Isaiah uses hopeful rhetoric to describe
how God fashioned his servant in his mother’s womb, formed him into a “polished
arrow,” and deployed him to be a “light to the nations” and to bring salvation
“to the ends of the earth.” Isaiah’s decision both to speak in the first person
and then to toss in a reference to “Israel” is a bit confusing to a simpleton
like me (I have never been confused with a biblical scholar). But I assume
Isaiah was foreshadowing Jesus’ future arrival when he referred to the servant
as a “polished arrow,” kept in God’s quiver, only to be deployed when necessary
to save the world. The phrase “polished arrow” keeps echoing back to me.
Meanwhile, in reading the Gospel I am
overcome by the unwritten phrase “human weakness.” Jesus reprimands his
betrayer as well as his most notable disciple.
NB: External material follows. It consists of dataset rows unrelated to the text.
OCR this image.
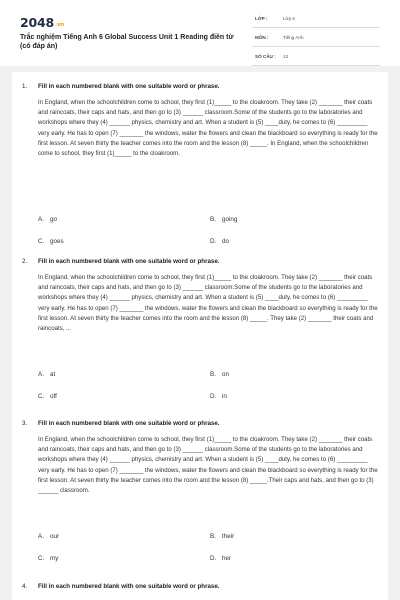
2048.vn
Trắc nghiệm Tiếng Anh 6 Global Success Unit 1 Reading điền từ (có đáp án)
LỚP :	Lớp 6
MÔN :	Tiếng Anh
SỐ CÂU : 13
1. Fill in each numbered blank with one suitable word or phrase.
In England, when the schoolchildren come to school, they first (1)_____ to the cloakroom. They take (2) _______ their coats and raincoats, their caps and hats, and then go to (3) ______ classroom.Some of the students go to the laboratories and workshops where they (4) ______ physics, chemistry and art. When a student is (5) ____duty, he comes to (6) _________ very early. He has to open (7) _______ the windows, water the flowers and clean the blackboard so everything is ready for the first lesson. At seven thirty the teacher comes into the room and the lesson (8) _____. In England, when the schoolchildren come to school, they first (1)_____ to the cloakroom.
A. go	B. going
C. goes	D. do
2. Fill in each numbered blank with one suitable word or phrase.
In England, when the schoolchildren come to school, they first (1)_____ to the cloakroom. They take (2) _______ their coats and raincoats, their caps and hats, and then go to (3) ______ classroom.Some of the students go to the laboratories and workshops where they (4) ______ physics, chemistry and art. When a student is (5) ____duty, he comes to (6) _________ very early. He has to open (7) _______ the windows, water the flowers and clean the blackboard so everything is ready for the first lesson. At seven thirty the teacher comes into the room and the lesson (8) _____. They take (2) _______ their coats and raincoats, ...
A. at	B. on
C. off	D. in
3. Fill in each numbered blank with one suitable word or phrase.
In England, when the schoolchildren come to school, they first (1)_____ to the cloakroom. They take (2) _______ their coats and raincoats, their caps and hats, and then go to (3) ______ classroom.Some of the students go to the laboratories and workshops where they (4) ______ physics, chemistry and art. When a student is (5) ____duty, he comes to (6) _________ very early. He has to open (7) _______ the windows, water the flowers and clean the blackboard so everything is ready for the first lesson. At seven thirty the teacher comes into the room and the lesson (8) _____.Their caps and hats, and then go to (3) ______ classroom.
A. our	B. their
C. my	D. her
4. Fill in each numbered blank with one suitable word or phrase.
Both were weak. They were human.
One betrayed his Lord for greed (or perhaps concern that things had gotten out
of hand, for those who get their theology from Andrew Lloyd Webber). The other
would ultimately abandon his Lord and would deny any connection to him (three
times) out of fear.
History has generally cast Judas as the
villain and Peter in a favorable light (other than the denial and that bit
about the sword in the garden). Nevertheless, both betrayed the Lord. And the
Gospel focuses on the Lord reprimanding them for their human weakness.
Ironically, both moments of human weakness ultimately led to our salvation. Did
there need to be a Judas for Jesus to die for our sins? If Peter would not have
denied the Lord, would he have been hanging next to Jesus on the cross and
Christianity would have been stopped before it ever started (without its “rock”
and first Pope)? By contrast, my many moments of human weakness seem to do
nothing to fulfill the prophecy laid out in the scriptures. They fail to
advance humanity in any way.
Q: How can my behavior and structure of my life resemble the “polished arrow” instead of giving into my human weakness and letting down those who love me?